Introduction.- Literature Survey.- A Framework for Spontaneous Speech Emotion Recognition.- Improving Emotion Classification Accuracies.- Case Studies.- Conclusions.- Appendix.- Index.
Rupayan Chakraborty (Member IEEE) works as a scientist at the TCS Research and Innovation - Mumbai. He has been working in the area of speech and audio signal processing/recognition since 2008 and was involved in academic research prior to joining TCS. He worked as a researcher at the Computer Vision and Pattern Recognition (CVPR) Unit of the Indian Statistical Institute (ISI), Kolkata. He obtained his PhD degree from TALP Research Centre, Barcelona, Spain, in December 2013, in the area of acoustic event detection and localization using distributed sensor arrays in room environments, while working on the “Speech and Audio Recognition for Ambient Intelligence (SARAI)” project. After completing his PhD, he was a visiting scientist at the CVPR Unit of ISI, Kolkata, for 1 year. He has published research work in top-tier conferences and journals. He is currently working in the area of “speech emotion recognition and analysis”.
Meghna Pandharipande received her Bachelor of Engineering (BE) in Electronics and Telecommunication in June 2002 from Amravati University, Amravati. Between September 2002 and December 2003, she was a faculty member of the Department of Electronics and Telecommunication at Shah and Anchor Kutchhi Engineering College, Mumbai. In 2004, she completed her certification in Embedded Systems at CMC, Mumbai and then worked as a Lotus Notes developer in a startup ATS, Mumbai for a year. Since June 2005 she has been with TCS (having first joined the Cognitive Systems Research Laboratory, Tata InfoTech under Prof. P.V.S. Rao) and since 2006, she has been working as a researcher at TCS Research and Innovation - Mumbai. Her research interest is in the area of speech signal processing and has been working extensively on building systems that can process all aspects of spoken speech. More recently, she has been researching non-linguistic aspects of speech processing, like speaking rate and emotion detection from speech.
Sunil Kumar Kopparapu (Senior Member, IEEE; ACM Senior Member India) obtained his doctoral degree in Electrical Engineering from the Indian Institute of Technology Bombay, Mumbai, India in 1997. His thesis “Modular integration for low-level and high-level vision problems in a multi-resolution framework” provided a broad framework to enable reliable and fast vision processing.
Between 1997 and 2000 he was with the Automation Group, Commonwealth Scientific and Industrial Research Organization (CSIRO), Brisbane, Australia working on practical image processing and 3D vision problems, mainly for the benefit of the Australian mining industry.
Prior to joining the Cognitive Systems Research Laboratory (CSRL), Tata InfoTech Limited as a senior research member in 2001, he was an expert for developing virtual self-line of e-commerce products for the R&D Group at Aquila Technologies Private Limited, India.

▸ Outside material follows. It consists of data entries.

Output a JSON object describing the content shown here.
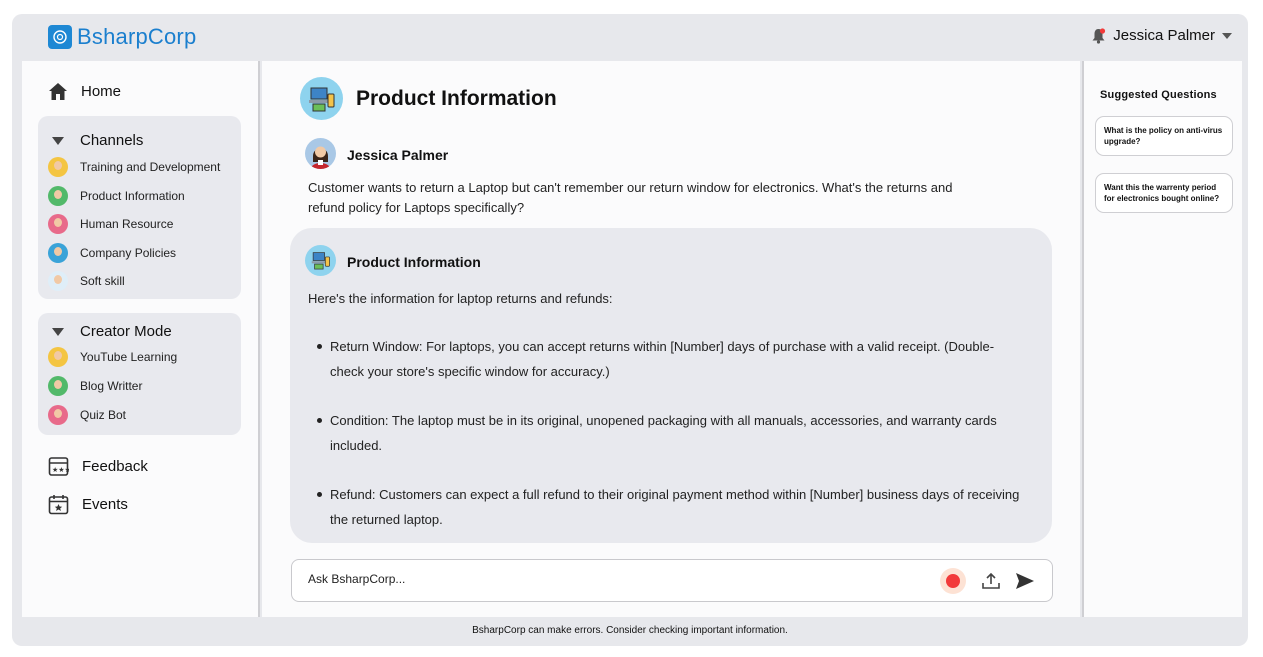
{
  "app": {
    "brand": "BsharpCorp"
  },
  "user_menu": {
    "name": "Jessica Palmer",
    "icon": "bell-icon"
  },
  "sidebar": {
    "home": "Home",
    "channels": {
      "label": "Channels",
      "items": [
        {
          "label": "Training and Development",
          "avatar": "#f4c542"
        },
        {
          "label": "Product Information",
          "avatar": "#52b96a"
        },
        {
          "label": "Human Resource",
          "avatar": "#e86a8a"
        },
        {
          "label": "Company Policies",
          "avatar": "#3aa3d8"
        },
        {
          "label": "Soft skill",
          "avatar": "#dfeef8"
        }
      ]
    },
    "creator": {
      "label": "Creator Mode",
      "items": [
        {
          "label": "YouTube Learning",
          "avatar": "#f4c542"
        },
        {
          "label": "Blog Writter",
          "avatar": "#52b96a"
        },
        {
          "label": "Quiz Bot",
          "avatar": "#e86a8a"
        }
      ]
    },
    "feedback": "Feedback",
    "events": "Events"
  },
  "main": {
    "title": "Product Information",
    "user_message": {
      "name": "Jessica Palmer",
      "text": "Customer wants to return a Laptop but can't remember our return window for electronics. What's the returns and refund policy for Laptops specifically?"
    },
    "bot_message": {
      "name": "Product Information",
      "intro": "Here's the information for laptop returns and refunds:",
      "bullets": [
        "Return Window: For laptops, you can accept returns within [Number] days of purchase with a valid receipt. (Double-check your store's specific window for accuracy.)",
        "Condition: The laptop must be in its original, unopened packaging with all manuals, accessories, and warranty cards included.",
        "Refund: Customers can expect a full refund to their original payment method within [Number] business days of receiving the returned laptop."
      ]
    },
    "input": {
      "placeholder": "Ask BsharpCorp..."
    }
  },
  "suggested": {
    "title": "Suggested Questions",
    "items": [
      "What is the policy on anti-virus upgrade?",
      "Want this the warrenty period for electronics bought online?"
    ]
  },
  "footer": "BsharpCorp can make errors. Consider checking important information.",
  "colors": {
    "brand": "#1b7fce",
    "record": "#f23a3a"
  }
}
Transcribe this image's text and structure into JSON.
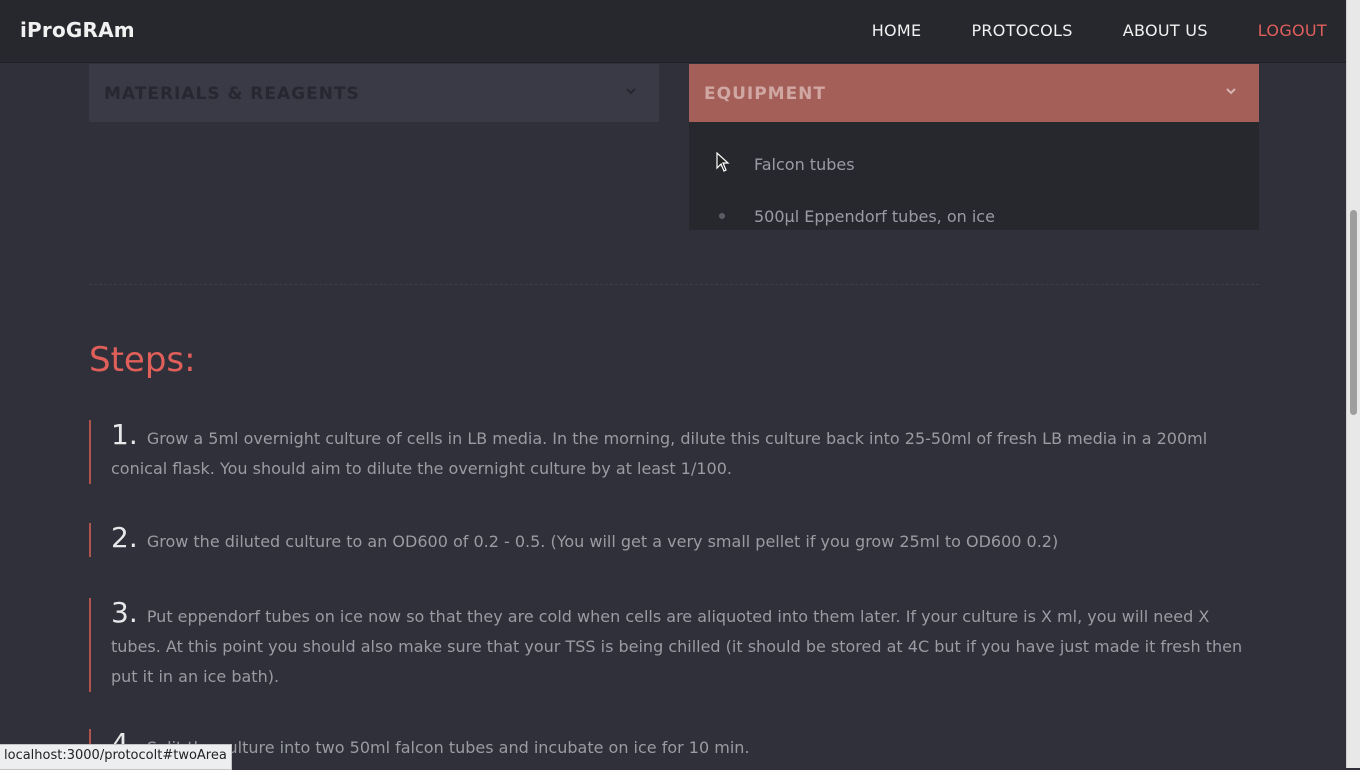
{
  "nav": {
    "brand": "iProGRAm",
    "links": [
      "HOME",
      "PROTOCOLS",
      "ABOUT US",
      "LOGOUT"
    ]
  },
  "materials_panel": {
    "title": "MATERIALS & REAGENTS",
    "icon": "chevron-down-icon"
  },
  "equipment_panel": {
    "title": "EQUIPMENT",
    "icon": "chevron-down-icon",
    "items": [
      "Falcon tubes",
      "500µl Eppendorf tubes, on ice"
    ]
  },
  "steps": {
    "title": "Steps:",
    "items": [
      {
        "num": "1.",
        "text": "Grow a 5ml overnight culture of cells in LB media. In the morning, dilute this culture back into 25-50ml of fresh LB media in a 200ml conical flask. You should aim to dilute the overnight culture by at least 1/100."
      },
      {
        "num": "2.",
        "text": "Grow the diluted culture to an OD600 of 0.2 - 0.5. (You will get a very small pellet if you grow 25ml to OD600 0.2)"
      },
      {
        "num": "3.",
        "text": "Put eppendorf tubes on ice now so that they are cold when cells are aliquoted into them later. If your culture is X ml, you will need X tubes. At this point you should also make sure that your TSS is being chilled (it should be stored at 4C but if you have just made it fresh then put it in an ice bath)."
      },
      {
        "num": "4.",
        "text": "Split the culture into two 50ml falcon tubes and incubate on ice for 10 min."
      }
    ]
  },
  "status_url": "localhost:3000/protocolt#twoArea",
  "colors": {
    "accent": "#e05f5a",
    "equipment_header": "#a45f59",
    "background": "#2f3039",
    "navbar": "#27282e"
  }
}
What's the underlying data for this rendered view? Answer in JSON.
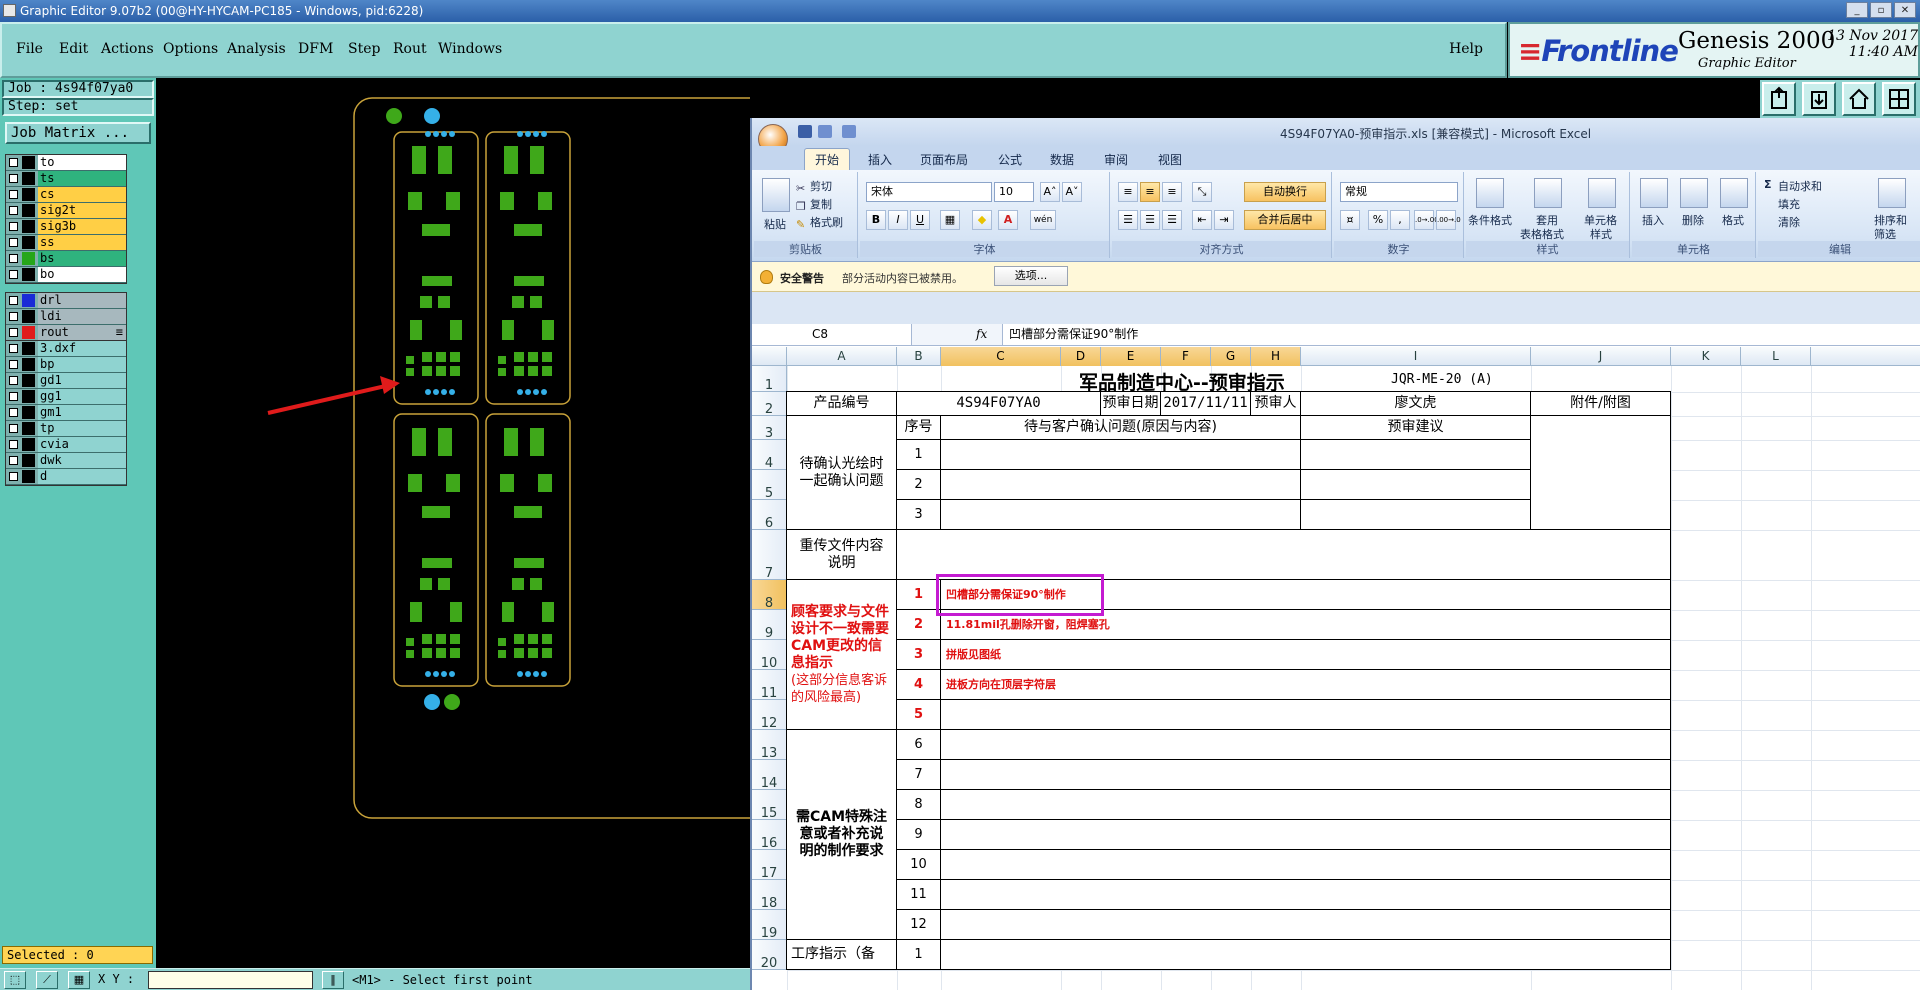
{
  "window": {
    "title": "Graphic Editor 9.07b2 (00@HY-HYCAM-PC185 - Windows, pid:6228)",
    "btn_min": "_",
    "btn_max": "▫",
    "btn_close": "✕"
  },
  "menu": {
    "items": [
      "File",
      "Edit",
      "Actions",
      "Options",
      "Analysis",
      "DFM",
      "Step",
      "Rout",
      "Windows"
    ],
    "help": "Help"
  },
  "brand": {
    "logo_a": "≡",
    "logo_b": "Frontline",
    "product": "Genesis 2000",
    "subtitle": "Graphic Editor",
    "date": "13 Nov 2017",
    "time": "11:40 AM"
  },
  "left": {
    "job": "Job : 4s94f07ya0",
    "step": "Step: set",
    "job_matrix": "Job Matrix ...",
    "layer_groups": [
      [
        {
          "name": "to",
          "color": "#ffffff",
          "swatch": "#000000"
        },
        {
          "name": "ts",
          "color": "#2fb37e",
          "swatch": "#000000"
        },
        {
          "name": "cs",
          "color": "#ffcf45",
          "swatch": "#000000"
        },
        {
          "name": "sig2t",
          "color": "#ffcf45",
          "swatch": "#000000"
        },
        {
          "name": "sig3b",
          "color": "#ffcf45",
          "swatch": "#000000"
        },
        {
          "name": "ss",
          "color": "#ffcf45",
          "swatch": "#000000"
        },
        {
          "name": "bs",
          "color": "#2fb37e",
          "swatch": "#26a61a"
        },
        {
          "name": "bo",
          "color": "#ffffff",
          "swatch": "#000000"
        }
      ],
      [
        {
          "name": "drl",
          "color": "#a7b8be",
          "swatch": "#1a2bd6"
        },
        {
          "name": "ldi",
          "color": "#a7b8be",
          "swatch": "#000000"
        },
        {
          "name": "rout",
          "color": "#a7b8be",
          "swatch": "#e01b1b",
          "mark": "≡"
        }
      ],
      [
        {
          "name": "3.dxf",
          "color": "#8fd3d0",
          "swatch": "#000000"
        },
        {
          "name": "bp",
          "color": "#8fd3d0",
          "swatch": "#000000"
        },
        {
          "name": "gd1",
          "color": "#8fd3d0",
          "swatch": "#000000"
        },
        {
          "name": "gg1",
          "color": "#8fd3d0",
          "swatch": "#000000"
        },
        {
          "name": "gm1",
          "color": "#8fd3d0",
          "swatch": "#000000"
        },
        {
          "name": "tp",
          "color": "#8fd3d0",
          "swatch": "#000000"
        },
        {
          "name": "cvia",
          "color": "#8fd3d0",
          "swatch": "#000000"
        },
        {
          "name": "dwk",
          "color": "#8fd3d0",
          "swatch": "#000000"
        },
        {
          "name": "d",
          "color": "#8fd3d0",
          "swatch": "#000000"
        }
      ]
    ],
    "selected": "Selected : 0"
  },
  "status": {
    "xy_label": "X Y :",
    "message": "<M1> - Select first point"
  },
  "toolbox_icons": [
    "import-icon",
    "export-icon",
    "home-icon",
    "panel-icon"
  ],
  "excel": {
    "title": "4S94F07YA0-预审指示.xls  [兼容模式] - Microsoft Excel",
    "tabs": [
      "开始",
      "插入",
      "页面布局",
      "公式",
      "数据",
      "审阅",
      "视图"
    ],
    "ribbon": {
      "clipboard": {
        "label": "剪贴板",
        "paste": "粘贴",
        "cut": "剪切",
        "copy": "复制",
        "format_painter": "格式刷"
      },
      "font": {
        "label": "字体",
        "name": "宋体",
        "size": "10",
        "bold": "B",
        "italic": "I",
        "underline": "U",
        "grow": "A˄",
        "shrink": "A˅",
        "color": "A",
        "wen": "wén"
      },
      "align": {
        "label": "对齐方式",
        "wrap": "自动换行",
        "merge": "合并后居中"
      },
      "number": {
        "label": "数字",
        "format": "常规",
        "percent": "%",
        "comma": ",",
        "inc": ".0→.00",
        "dec": ".00→.0"
      },
      "styles": {
        "label": "样式",
        "cond": "条件格式",
        "table1": "套用",
        "table2": "表格格式",
        "cell1": "单元格",
        "cell2": "样式"
      },
      "cells": {
        "label": "单元格",
        "insert": "插入",
        "delete": "删除",
        "format": "格式"
      },
      "edit": {
        "label": "编辑",
        "autosum": "自动求和",
        "fill": "填充",
        "clear": "清除",
        "sort1": "排序和",
        "sort2": "筛选"
      }
    },
    "security": {
      "head": "安全警告",
      "msg": "部分活动内容已被禁用。",
      "btn": "选项..."
    },
    "namebox": "C8",
    "fx": "fx",
    "formula": "凹槽部分需保证90°制作",
    "columns": [
      "A",
      "B",
      "C",
      "D",
      "E",
      "F",
      "G",
      "H",
      "I",
      "J",
      "K",
      "L"
    ],
    "rows": [
      "1",
      "2",
      "3",
      "4",
      "5",
      "6",
      "7",
      "8",
      "9",
      "10",
      "11",
      "12",
      "13",
      "14",
      "15",
      "16",
      "17",
      "18",
      "19",
      "20"
    ],
    "sheet": {
      "title": "军品制造中心--预审指示",
      "code": "JQR-ME-20 (A)",
      "r2": {
        "prod_label": "产品编号",
        "prod": "4S94F07YA0",
        "date_label": "预审日期",
        "date": "2017/11/11",
        "rev_label": "预审人",
        "reviewer": "廖文虎",
        "attach": "附件/附图"
      },
      "r3": {
        "seq": "序号",
        "issue": "待与客户确认问题(原因与内容)",
        "advice": "预审建议"
      },
      "confirm_label": "待确认光绘时一起确认问题",
      "confirm_nums": [
        "1",
        "2",
        "3"
      ],
      "reupload_label": "重传文件内容说明",
      "cust_label": "顾客要求与文件设计不一致需要CAM更改的信息指示",
      "cust_note": "(这部分信息客诉的风险最高)",
      "cust_nums": [
        "1",
        "2",
        "3",
        "4",
        "5"
      ],
      "cust_items": [
        "凹槽部分需保证90°制作",
        "11.81mil孔删除开窗，阻焊塞孔",
        "拼版见图纸",
        "进板方向在顶层字符层",
        ""
      ],
      "cam_label": "需CAM特殊注意或者补充说明的制作要求",
      "cam_nums": [
        "6",
        "7",
        "8",
        "9",
        "10",
        "11",
        "12"
      ],
      "proc_label": "工序指示（备",
      "proc_nums": [
        "1"
      ]
    }
  }
}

In his current role as a principal scientist at TCS Research and Innovation - Mumbai, he is actively working in the areas of speech, script, image and natural-language processing with a focus on building usable systems for mass use in Indian conditions. He has co-authored a book titled “Bayesian Approach to Image Interpretation” and more recently a Springer Brief on Non-linguistic Analysis of Call Center Conversations.
This book captures the current challenges in automatic recognition of emotion in spontaneous speech and makes an effort to explain, elaborate, and propose possible solutions. Intelligent human–computer interaction (iHCI) systems thrive on several technologies like automatic speech recognition (ASR); speaker identification; language identification; image and video recognition; affect/mood/emotion analysis; and recognition, to name a few. Given the importance of spontaneity in any human–machine conversational speech, reliable recognition of emotion from naturally spoken spontaneous speech is crucial. While emotions, when explicitly demonstrated by an actor, are easy for a machine to recognize, the same is not true in the case of day-to-day, naturally spoken spontaneous speech. The book explores several reasons behind this, but one of the main reasons for this is that people, especially non-actors, do not explicitly demonstrate their emotion when they speak, thus making it difficult for machines to distinguish one emotion from another that is embedded in their spoken speech. This short book, based on some of authors’ previously published books, in the area of audio emotion analysis, identifies the practical challenges in analysing emotions in spontaneous speech and puts forward several possible solutions that can assist in robustly determining the emotions expressed in spontaneous speech.